Пляж Куршской косы раскинулся на десятки километров. Этим летом к середине июня установилась настоящая жара, температура достигала тридцати градусов к двум часам пополудни, а вода в Балтийском море держалась на отметке двадцать один градус. Для длительных заплывов прохладно, но окунуться после душного дня самое то! Дул теплый и сильный ветер, разноцветные полотнища парусов виндсерфингистов рассекали бирюзовую гладь моря.
Филипп громко чихнул и проснулся. Воскресное утро застало его лежащим на песке, приливная волна окатила ступни, обутые в старенькие кроссовки с эмблемой «Пума». Он застонал и открыл глаза.
– Мать моя женщина! – прохрипел он и осторожно сел. Простое движение вызвало взрыв боли в голове. Некоторое время он сидел на песке, щурясь от яркого утреннего солнца, слепящего глаза, решая архисложную задачу: выблевать выпитое накануне ночью или стерпеть.
Филипп Потехин, безработный житель приморского города Калининграда, запустил пятерню в густые с проседью волосы. Он совершенно не мог вспомнить, как закончилась вчерашняя пьянка и почему утро застало его лежащим на пляже. Он потрогал череп, надеясь обнаружить заветную кнопку, выключающую дикую головную боль. Лечить подобное подобным! Так гласил девиз средневековых алхимиков. Что-то должно было остаться после вчерашнего. Яростная дрожь в руках усилилась, когда он извлекал из сумки бутылку. На дне плескалась темно-бордовая жидкость. Немного. Граммов сто пятьдесят. В два глотка ему удалось прикончить содержимое бутылки, судорожно дернулся кадык, глаза заслезились, на лбу выступила испарина.
– Мать моя женщина! – с шумным вздохом воскликнул Филипп.

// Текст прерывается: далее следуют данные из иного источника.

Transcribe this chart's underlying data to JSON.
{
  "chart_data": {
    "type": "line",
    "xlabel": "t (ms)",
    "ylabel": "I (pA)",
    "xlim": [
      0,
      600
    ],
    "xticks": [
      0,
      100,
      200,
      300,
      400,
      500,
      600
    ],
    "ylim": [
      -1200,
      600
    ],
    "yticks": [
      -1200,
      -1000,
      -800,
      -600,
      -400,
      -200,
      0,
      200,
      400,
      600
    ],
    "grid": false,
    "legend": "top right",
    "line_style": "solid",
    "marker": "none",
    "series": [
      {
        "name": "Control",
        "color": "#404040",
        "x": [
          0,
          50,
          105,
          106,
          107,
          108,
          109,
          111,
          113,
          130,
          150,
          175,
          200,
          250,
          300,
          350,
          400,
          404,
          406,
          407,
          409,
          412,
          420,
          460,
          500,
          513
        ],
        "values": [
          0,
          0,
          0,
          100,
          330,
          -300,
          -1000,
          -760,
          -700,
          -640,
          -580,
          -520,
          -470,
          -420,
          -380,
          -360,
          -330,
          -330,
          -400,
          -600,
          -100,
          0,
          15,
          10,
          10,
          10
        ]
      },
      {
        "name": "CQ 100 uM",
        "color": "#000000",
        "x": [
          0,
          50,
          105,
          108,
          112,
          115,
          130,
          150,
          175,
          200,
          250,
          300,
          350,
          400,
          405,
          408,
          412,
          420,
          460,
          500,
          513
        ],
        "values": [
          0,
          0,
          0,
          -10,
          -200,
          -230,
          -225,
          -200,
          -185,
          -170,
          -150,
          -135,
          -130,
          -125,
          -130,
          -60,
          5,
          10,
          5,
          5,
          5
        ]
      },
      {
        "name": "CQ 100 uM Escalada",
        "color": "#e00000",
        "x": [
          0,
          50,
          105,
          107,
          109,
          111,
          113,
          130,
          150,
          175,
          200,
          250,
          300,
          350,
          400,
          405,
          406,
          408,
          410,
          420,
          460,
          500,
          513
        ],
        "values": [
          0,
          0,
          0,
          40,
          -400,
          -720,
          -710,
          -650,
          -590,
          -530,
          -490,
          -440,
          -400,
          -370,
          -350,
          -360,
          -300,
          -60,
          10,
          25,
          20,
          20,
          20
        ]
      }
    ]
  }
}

Пляж постепенно наполнялся людьми. Мимо прошла грузная женщина в синем лифчике и белых шортах, сладко запахло цветочными духами.
– Мама, посмотри какая штучка! – запищала белокурая девочка, в таких же, как у матери, белых шортиках. Кожа у нее на лбу облупилась, волосы выгорели до белизны.

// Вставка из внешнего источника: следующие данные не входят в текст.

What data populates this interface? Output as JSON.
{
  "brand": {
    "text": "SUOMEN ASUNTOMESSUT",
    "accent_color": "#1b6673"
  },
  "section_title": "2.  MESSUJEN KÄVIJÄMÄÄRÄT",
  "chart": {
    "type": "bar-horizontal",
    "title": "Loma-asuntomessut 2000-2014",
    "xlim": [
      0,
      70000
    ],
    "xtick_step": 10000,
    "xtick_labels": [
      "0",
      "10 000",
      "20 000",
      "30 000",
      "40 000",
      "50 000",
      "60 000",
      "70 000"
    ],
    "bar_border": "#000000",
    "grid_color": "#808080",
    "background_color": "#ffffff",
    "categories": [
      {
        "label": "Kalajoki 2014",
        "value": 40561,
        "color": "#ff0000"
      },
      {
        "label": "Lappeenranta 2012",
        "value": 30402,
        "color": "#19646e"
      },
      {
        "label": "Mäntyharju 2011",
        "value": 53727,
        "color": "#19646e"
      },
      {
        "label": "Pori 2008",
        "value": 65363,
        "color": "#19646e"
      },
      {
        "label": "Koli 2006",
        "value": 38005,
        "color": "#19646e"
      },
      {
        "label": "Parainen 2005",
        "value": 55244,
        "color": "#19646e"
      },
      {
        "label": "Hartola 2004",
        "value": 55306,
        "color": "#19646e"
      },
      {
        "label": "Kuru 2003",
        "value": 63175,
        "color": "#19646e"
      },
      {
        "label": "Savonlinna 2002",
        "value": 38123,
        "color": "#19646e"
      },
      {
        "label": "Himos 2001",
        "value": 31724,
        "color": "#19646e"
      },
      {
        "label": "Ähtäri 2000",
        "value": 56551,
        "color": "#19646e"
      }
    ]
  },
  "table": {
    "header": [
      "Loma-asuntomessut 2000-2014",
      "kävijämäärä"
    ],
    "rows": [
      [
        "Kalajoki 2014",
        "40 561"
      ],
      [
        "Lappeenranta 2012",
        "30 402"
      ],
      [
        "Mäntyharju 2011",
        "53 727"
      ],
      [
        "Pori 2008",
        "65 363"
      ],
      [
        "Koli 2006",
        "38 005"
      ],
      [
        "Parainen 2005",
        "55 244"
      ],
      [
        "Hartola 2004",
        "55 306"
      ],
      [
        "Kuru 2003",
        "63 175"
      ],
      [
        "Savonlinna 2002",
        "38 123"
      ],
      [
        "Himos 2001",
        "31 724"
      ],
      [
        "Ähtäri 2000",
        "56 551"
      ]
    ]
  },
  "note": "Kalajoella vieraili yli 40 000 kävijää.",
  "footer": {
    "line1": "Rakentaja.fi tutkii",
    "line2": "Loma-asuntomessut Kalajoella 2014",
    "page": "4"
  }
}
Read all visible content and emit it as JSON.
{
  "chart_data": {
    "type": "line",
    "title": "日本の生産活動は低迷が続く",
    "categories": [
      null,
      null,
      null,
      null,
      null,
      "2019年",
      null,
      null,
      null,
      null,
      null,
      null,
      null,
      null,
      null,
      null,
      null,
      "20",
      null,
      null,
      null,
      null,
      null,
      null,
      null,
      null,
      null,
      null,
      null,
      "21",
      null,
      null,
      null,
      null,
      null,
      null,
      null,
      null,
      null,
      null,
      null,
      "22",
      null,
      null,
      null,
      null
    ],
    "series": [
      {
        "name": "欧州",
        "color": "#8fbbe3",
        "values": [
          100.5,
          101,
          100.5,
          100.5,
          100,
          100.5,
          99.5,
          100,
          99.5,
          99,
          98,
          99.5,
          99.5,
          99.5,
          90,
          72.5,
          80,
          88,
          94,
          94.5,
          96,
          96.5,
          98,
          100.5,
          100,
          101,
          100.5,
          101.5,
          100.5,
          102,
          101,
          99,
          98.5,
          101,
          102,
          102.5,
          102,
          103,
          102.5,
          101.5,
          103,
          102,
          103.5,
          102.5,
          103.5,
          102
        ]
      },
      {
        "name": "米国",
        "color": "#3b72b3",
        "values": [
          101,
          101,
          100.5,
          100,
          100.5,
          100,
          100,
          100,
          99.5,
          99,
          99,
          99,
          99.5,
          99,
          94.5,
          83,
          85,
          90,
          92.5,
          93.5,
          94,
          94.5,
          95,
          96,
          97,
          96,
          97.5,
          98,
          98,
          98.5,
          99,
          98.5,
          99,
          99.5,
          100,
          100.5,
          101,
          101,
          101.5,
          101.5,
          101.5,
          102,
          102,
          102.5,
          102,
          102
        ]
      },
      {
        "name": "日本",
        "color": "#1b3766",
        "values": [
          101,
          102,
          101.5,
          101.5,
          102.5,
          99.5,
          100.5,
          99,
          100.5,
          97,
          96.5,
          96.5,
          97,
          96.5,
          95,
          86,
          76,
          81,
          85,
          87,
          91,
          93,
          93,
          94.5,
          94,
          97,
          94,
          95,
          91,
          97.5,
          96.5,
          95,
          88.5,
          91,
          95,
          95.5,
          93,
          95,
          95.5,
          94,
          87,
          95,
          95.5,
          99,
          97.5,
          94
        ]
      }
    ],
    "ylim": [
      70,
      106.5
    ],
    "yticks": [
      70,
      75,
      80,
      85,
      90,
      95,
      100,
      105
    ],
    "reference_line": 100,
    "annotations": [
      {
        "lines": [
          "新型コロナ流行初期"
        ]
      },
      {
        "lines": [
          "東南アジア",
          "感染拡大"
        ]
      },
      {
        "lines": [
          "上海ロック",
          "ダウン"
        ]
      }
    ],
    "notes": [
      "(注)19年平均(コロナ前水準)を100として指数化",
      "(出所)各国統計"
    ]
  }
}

Девочка смотрела куда-то под ноги Филу. Повинуясь древнему инстинкту коллективного бессознательного, мужчина проследил за взглядом ребенка. В полуметре от его ноги лежало что-то серое и округлое, облепленное высохшими на солнце водорослями.
– Пойдем отсюда, Леночка!
Женщина боязливо покосилась на заросшего седой щетиной бродягу.
– Это амфора! – уверенно заявила девочка. – Ее выкинуло море!
– Ага! – сказал Филипп, нагло посмотрел женщине в лицо. – Там клад! Продается за пять штук!
Он взял предмет, удивившись его литой тяжести. Женщина поспешно увлекла дочку за руку.
– Три штуки! – прокричал Филипп, отчего немедленно пробудилась утихшая после опохмела головная боль. – Штука…
Мать с дочкой шли по залитому солнцем побережью, на золотом песке змеились две тени, маленькая и большая.
– К черту! – бессмысленно выругался Филипп. Теперь его мучила жажда, мысль о холодном пиве казалась волшебной и недостижимой. Он достал сигарету из мятой пачки, чиркнул колесиком зажигалки, синий огонек заплясал после третьей попытки.
Прямо на песок выехал черный внедорожник, распахнулась дверца, музыкальные басовые ноты сотрясли горячий воздух.
«Ты со мной, ты моя козочк-а-а!» – гнусаво читал монотонный речитатив мужской голос.
«Я твоя козочка-а-а!!! А-а-а…» – с придыханием заныла девица.
Из салона внедорожника выгружалась компания молодежи. Худенькая блондинка с синими от татуировок голыми плечами фальшиво подпевала в такт музыке:
– Ты – мой клевый босс! Ты – мой лучший босс, а-а-а!
Филипп подошел к машине, обнажил в искательной улыбке черную прореху на месте бокового резца.
– Слышь, земляк! Подкинь сотню!
– Чё?!
У водителя была густая черная борода, ломаные уши и могучие плечи. Он с брезгливой усмешкой посмотрел на бродягу.